Question

Find the standard form of an equation where a=1, and the vertex is at (-1,11). Find the x and y intercepts and graph the equation.

Answer 1

y =
`x^2+2x+12` (x and y intercepts under "Step-by-step explanation" section)

Explanation:

We can start by finding the vertex form and then expand it to the standard form.

The vertex form of the quadratic equation is

`y=a(x-h)^2+k`, where a is a constant and (h, k) is the vertex.

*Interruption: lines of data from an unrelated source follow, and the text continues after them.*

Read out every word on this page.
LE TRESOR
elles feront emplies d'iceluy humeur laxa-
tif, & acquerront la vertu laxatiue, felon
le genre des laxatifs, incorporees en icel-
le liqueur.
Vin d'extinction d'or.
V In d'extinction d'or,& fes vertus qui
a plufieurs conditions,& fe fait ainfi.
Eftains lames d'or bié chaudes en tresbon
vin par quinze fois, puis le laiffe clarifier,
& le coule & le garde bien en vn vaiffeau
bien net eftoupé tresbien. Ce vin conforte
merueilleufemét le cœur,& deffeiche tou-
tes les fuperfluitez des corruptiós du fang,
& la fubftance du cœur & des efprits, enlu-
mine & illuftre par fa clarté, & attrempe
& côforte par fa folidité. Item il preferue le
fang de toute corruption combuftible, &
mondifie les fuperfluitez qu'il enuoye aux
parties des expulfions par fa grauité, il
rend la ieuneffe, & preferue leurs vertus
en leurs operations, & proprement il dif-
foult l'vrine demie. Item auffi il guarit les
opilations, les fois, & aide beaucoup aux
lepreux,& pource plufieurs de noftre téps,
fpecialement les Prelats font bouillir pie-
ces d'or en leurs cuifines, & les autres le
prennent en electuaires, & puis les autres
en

By plugging in 1 for a, -1 for h, and 11 for k, we have:

`y=1(x-(-1))^2+11\\y=(x+1)^2+11`

Now we simply expand this vertex form to get the standard form:

`y = (x+1)^2+11\\y=(x+1)(x+1)+11\\y=x^2+x+x+1+11\\y=x^2+2x+12`

We can find the x and y-intercepts using the vertex form.

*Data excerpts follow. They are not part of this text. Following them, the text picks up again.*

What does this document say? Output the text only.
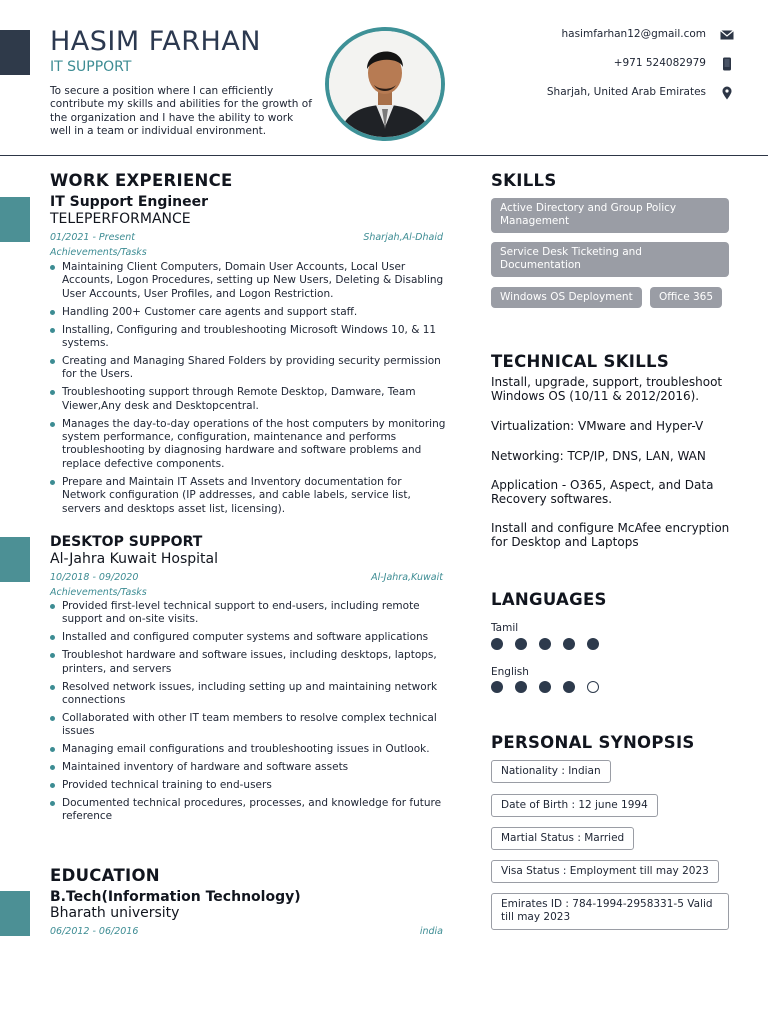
HASIM FARHAN
IT SUPPORT
To secure a position where I can efficiently contribute my skills and abilities for the growth of the organization and I have the ability to work well in a team or individual environment.
hasimfarhan12@gmail.com
+971 524082979
Sharjah, United Arab Emirates
WORK EXPERIENCE
IT Support Engineer
TELEPERFORMANCE
01/2021 - Present	Sharjah,Al-Dhaid
Achievements/Tasks
Maintaining Client Computers, Domain User Accounts, Local User Accounts, Logon Procedures, setting up New Users, Deleting & Disabling User Accounts, User Profiles, and Logon Restriction.
Handling 200+ Customer care agents and support staff.
Installing, Configuring and troubleshooting Microsoft Windows 10, & 11 systems.
Creating and Managing Shared Folders by providing security permission for the Users.
Troubleshooting support through Remote Desktop, Damware, Team Viewer,Any desk and Desktopcentral.
Manages the day-to-day operations of the host computers by monitoring system performance, configuration, maintenance and performs troubleshooting by diagnosing hardware and software problems and replace defective components.
Prepare and Maintain IT Assets and Inventory documentation for Network configuration (IP addresses, and cable labels, service list, servers and desktops asset list, licensing).
DESKTOP SUPPORT
Al-Jahra Kuwait Hospital
10/2018 - 09/2020	Al-Jahra,Kuwait
Achievements/Tasks
Provided first-level technical support to end-users, including remote support and on-site visits.
Installed and configured computer systems and software applications
Troubleshot hardware and software issues, including desktops, laptops, printers, and servers
Resolved network issues, including setting up and maintaining network connections
Collaborated with other IT team members to resolve complex technical issues
Managing email configurations and troubleshooting issues in Outlook.
Maintained inventory of hardware and software assets
Provided technical training to end-users
Documented technical procedures, processes, and knowledge for future reference
EDUCATION
B.Tech(Information Technology)
Bharath university
06/2012 - 06/2016	india
SKILLS
Active Directory and Group Policy Management
Service Desk Ticketing and Documentation
Windows OS Deployment	Office 365
TECHNICAL SKILLS
Install, upgrade, support, troubleshoot Windows OS (10/11 & 2012/2016).
Virtualization: VMware and Hyper-V
Networking: TCP/IP, DNS, LAN, WAN
Application - O365, Aspect, and Data Recovery softwares.
Install and configure McAfee encryption for Desktop and Laptops
LANGUAGES
Tamil
English
PERSONAL SYNOPSIS
Nationality : Indian
Date of Birth : 12 june 1994
Martial Status : Married
Visa Status : Employment till may 2023
Emirates ID : 784-1994-2958331-5 Valid till may 2023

To find the x-intercept, we plug in 0 for y:

`0=(x+1)^2+11\\-11=(x+1)^2\\√(-11)=x+1;-√(11)=x+1\\ x_(intercepts):(-1+√(-11), 0); (-1-√(-11))`

The x-intercepts are non-real answers, so the quadratic equation never intersects the x-axis.

To find the y-intercept, we plug in 0 for x:

`y=(0+1)^2+11\\y=1^2+11\\y_(intercept) =(0,12)`